Numerical targets were not set arbitrarily

The Court rejected the applicants’ argument that the numerical targets were set arbitrarily.

Section 15A endows the minister with discretion to set different targets based on occupational levels, sub-sectors, regions, or any relevant factor. The minister is required to engage in sectoral consultations, obtain advice from the Commission for Employment Equity (CEE), and have regard for the Standard Industrial Classification Codes published by Statistics South Africa.

“With all the above statutory safety pins, it is difficult to fathom arbitrariness in the process of setting numerical targets,” Judge Moshoana said.
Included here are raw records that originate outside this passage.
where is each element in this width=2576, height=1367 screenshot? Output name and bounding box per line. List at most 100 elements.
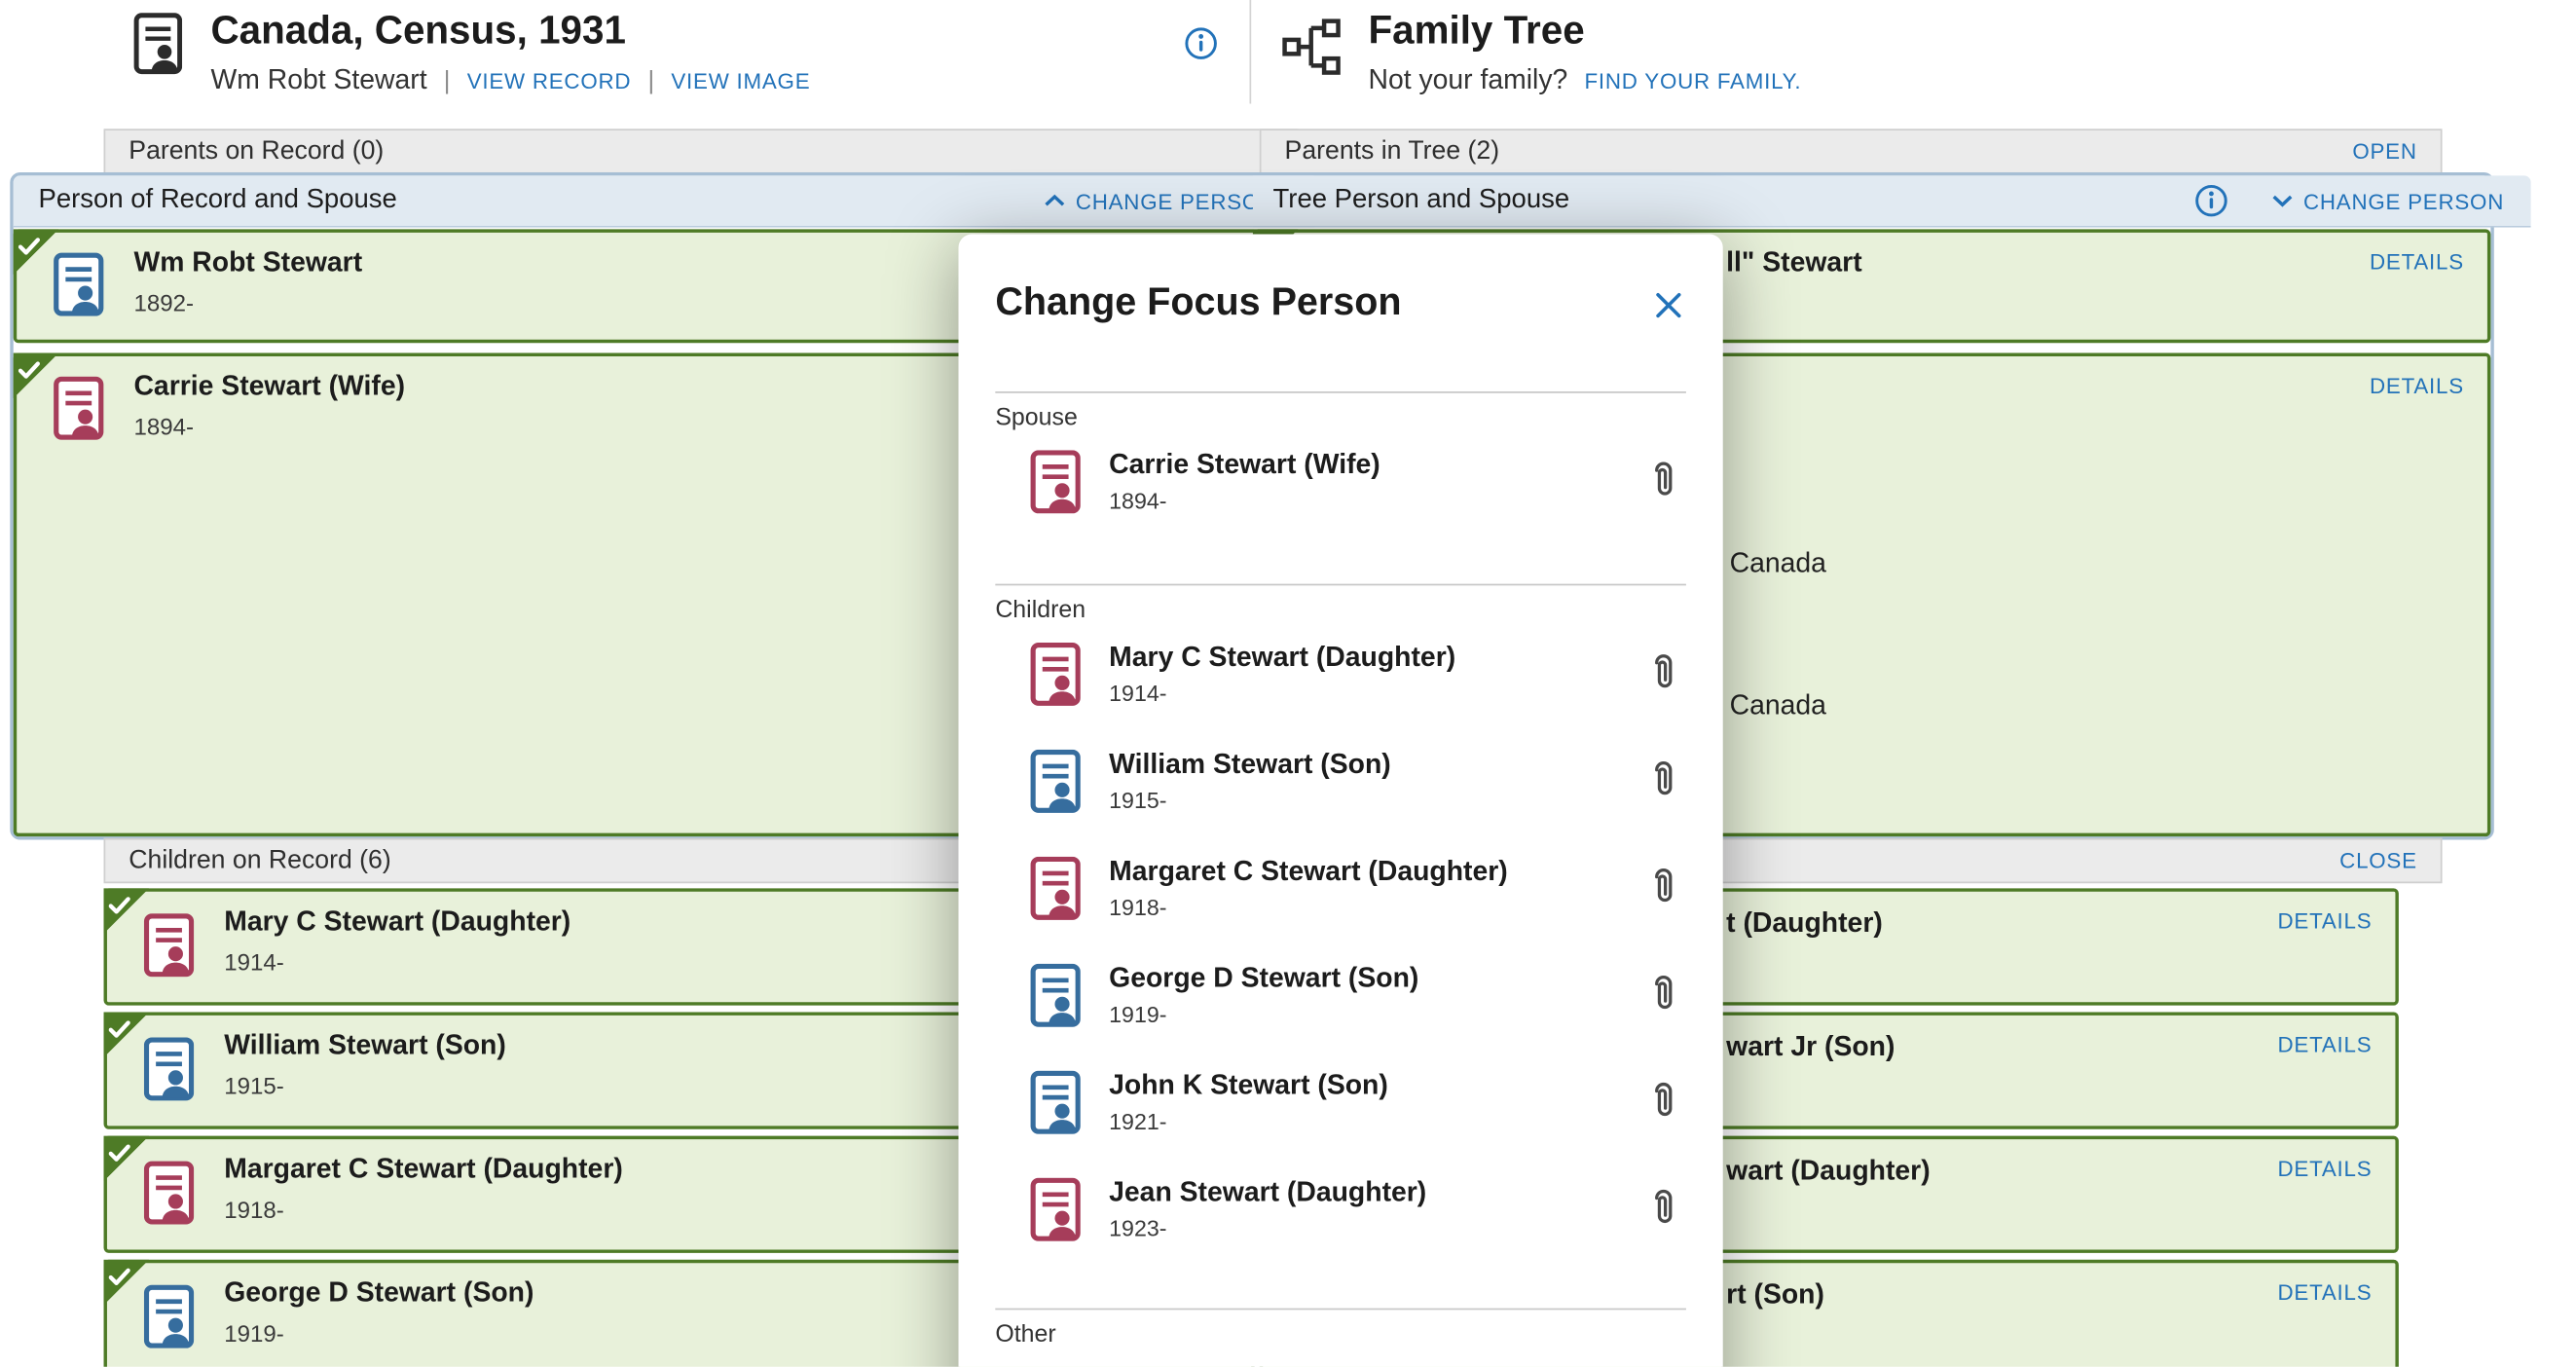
person-name-fragment: wart (Daughter) [1726,1156,1931,1187]
parents-in-tree-bar: Parents in Tree (2) OPEN [1259,129,2443,174]
person-date: 1918- [224,1196,284,1223]
record-person-icon [1030,643,1081,706]
focus-candidate-child[interactable]: Margaret C Stewart (Daughter) 1918- [959,843,1723,947]
close-icon[interactable] [1654,291,1682,328]
view-image-link[interactable]: VIEW IMAGE [671,68,811,94]
place-fragment: Canada [1729,548,1826,579]
person-name: William Stewart (Son) [224,1030,506,1061]
record-person-icon [144,1161,195,1224]
info-icon[interactable] [2194,184,2227,217]
separator: | [647,66,655,95]
children-on-record-label: Children on Record (6) [129,845,391,874]
record-person-icon [144,1037,195,1100]
candidate-date: 1918- [1109,895,1167,920]
focus-candidate-child[interactable]: Jean Stewart (Daughter) 1923- [959,1164,1723,1269]
paperclip-icon [1647,1078,1679,1129]
not-your-family-text: Not your family? [1368,65,1568,95]
candidate-date: 1919- [1109,1002,1167,1027]
person-date: 1919- [224,1319,284,1348]
find-your-family-link[interactable]: FIND YOUR FAMILY. [1584,68,1802,94]
record-person-name: Wm Robt Stewart [210,65,427,95]
candidate-date: 1914- [1109,681,1167,707]
focus-candidate-child[interactable]: John K Stewart (Son) 1921- [959,1057,1723,1162]
candidate-name: William Stewart (Son) [1109,749,1391,780]
header-divider [1249,0,1252,104]
change-person-collapse-button[interactable]: CHANGE PERSON [1044,188,1276,213]
record-person-icon [54,252,104,315]
person-date: 1892- [133,289,194,316]
view-record-link[interactable]: VIEW RECORD [466,68,632,94]
details-link[interactable]: DETAILS [2277,907,2373,934]
record-person-icon [1030,1178,1081,1241]
details-link[interactable]: DETAILS [2370,249,2464,275]
paperclip-icon [1647,649,1679,701]
attached-checkmark-icon [103,1259,149,1306]
paperclip-icon [1647,457,1679,508]
divider [995,583,1686,586]
paperclip-icon [1647,1184,1679,1236]
tree-side-header-bar: Tree Person and Spouse CHANGE PERSON [1252,175,2531,228]
chevron-up-icon [1044,194,1065,207]
candidate-date: 1894- [1109,488,1167,514]
attached-checkmark-icon [103,1012,149,1057]
record-person-icon [1030,450,1081,513]
spouse-section-label: Spouse [995,404,1078,432]
focus-candidate-child[interactable]: Mary C Stewart (Daughter) 1914- [959,629,1723,733]
record-person-icon [1030,750,1081,813]
tree-header-block: Family Tree Not your family? FIND YOUR F… [1368,7,1801,97]
info-icon[interactable] [1184,26,1217,68]
person-name-fragment: wart Jr (Son) [1726,1032,1895,1063]
parents-on-record-label: Parents on Record (0) [129,136,385,166]
details-link[interactable]: DETAILS [2370,373,2464,398]
attached-checkmark-icon [103,1135,149,1182]
candidate-date: 1921- [1109,1109,1167,1134]
record-collection-title: Canada, Census, 1931 [210,8,626,53]
candidate-date: 1915- [1109,788,1167,814]
person-name: Wm Robt Stewart [133,247,363,278]
parents-on-record-bar: Parents on Record (0) [103,129,1299,174]
other-section-label: Other [995,1321,1056,1349]
change-focus-person-modal: Change Focus Person Spouse Carrie Stewar… [958,234,1723,1367]
tree-title: Family Tree [1368,8,1585,53]
focus-candidate-child[interactable]: George D Stewart (Son) 1919- [959,950,1723,1054]
change-person-label: CHANGE PERSON [2302,188,2505,214]
person-date: 1914- [224,948,284,976]
details-link[interactable]: DETAILS [2277,1032,2373,1057]
candidate-name: Margaret C Stewart (Daughter) [1109,856,1508,887]
change-person-label: CHANGE PERSON [1075,188,1276,214]
candidate-name: George D Stewart (Son) [1109,963,1419,994]
attached-checkmark-icon [13,352,59,398]
focus-candidate-spouse[interactable]: Carrie Stewart (Wife) 1894- [959,436,1723,540]
focus-candidate-other[interactable]: Elizabeth Thompson 1923- [959,1353,1723,1367]
person-name-fragment: rt (Son) [1726,1279,1824,1311]
open-parents-link[interactable]: OPEN [2352,138,2417,165]
page-header: Canada, Census, 1931 Wm Robt Stewart | V… [0,0,2576,124]
separator: | [443,66,451,95]
tree-side-header-label: Tree Person and Spouse [1272,185,1570,214]
person-name: Carrie Stewart (Wife) [133,371,406,402]
parents-in-tree-label: Parents in Tree (2) [1284,136,1500,166]
candidate-name: Jean Stewart (Daughter) [1109,1177,1427,1208]
focus-candidate-child[interactable]: William Stewart (Son) 1915- [959,736,1723,840]
candidate-name: John K Stewart (Son) [1109,1070,1388,1101]
person-name-fragment: t (Daughter) [1726,907,1883,939]
record-side-header-bar: Person of Record and Spouse CHANGE PERSO… [13,175,1315,228]
candidate-name: Carrie Stewart (Wife) [1109,450,1380,481]
record-person-icon [1030,857,1081,920]
person-name: George D Stewart (Son) [224,1277,534,1309]
details-link[interactable]: DETAILS [2277,1156,2373,1182]
record-header-block: Canada, Census, 1931 Wm Robt Stewart | V… [210,7,810,97]
person-name-fragment: ll" Stewart [1726,247,1862,278]
record-side-header-label: Person of Record and Spouse [38,185,397,214]
details-link[interactable]: DETAILS [2277,1279,2373,1306]
record-person-icon [1030,964,1081,1027]
change-person-expand-button[interactable]: CHANGE PERSON [2271,188,2504,213]
person-name: Mary C Stewart (Daughter) [224,906,571,938]
person-date: 1894- [133,413,194,440]
record-person-icon [144,913,195,977]
divider [995,1308,1686,1311]
paperclip-icon [1647,864,1679,915]
attached-checkmark-icon [13,229,59,275]
close-children-link[interactable]: CLOSE [2339,848,2417,873]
The applicants contended that the arbitrariness of the 2025 targets is shown particularly in those sectors in which women will be substantially disadvantaged by these targets.

Judge Moshoana said the Court could not be called upon to determine whether the minister’s calculations were arbitrary. “More importantly, owing to the fact that the legislature chose the minister as a functionary to set the numerical targets, this Court cannot determine a specific sectoral numerical target that should apply. Such would equate judicial overreach and a disrespect of the separation of powers doctrine.”

Further, Judge Moshoana found that the alleged disadvantage to women arises not from the minister’s targets but from employers’ potential setting of goals. It pointed to section 15(3) of the EEA, which specifically permits numerical goals and excludes quotas, noting that quotas might only arise in employers’ goal-setting processes.

He noted the CEE’s role under section 30(2)(b) of the EEA, which requires it to advise the minister on norms and benchmarks. The CEE would have advised the minister if the numerical targets to be set by the minister disadvantaged women to a point of unfair discrimination. The applicants did not contend that the CEE failed for advise the minister or that its advice was deficient.

Judge Moshoana referred to statutory safeguards for employers. Section 42(4) of the EAA allows an employer to raise any reasonable ground to justify its failure to comply, and section 53(6)(b) enables the minister to issue a compliance certificate if such justification is provided.

Where an employer, in setting numerical goals chooses not to comply with the numerical targets set by the minister because this will discriminate against women, such a ground is reasonable to justify failure to comply. Thus, employers have a valid alternative remedy, negating the need for interim relief such as an interdict, because there was “simply no basis for an irreparable harm to be suffered by employers”, Judge Moshoana said.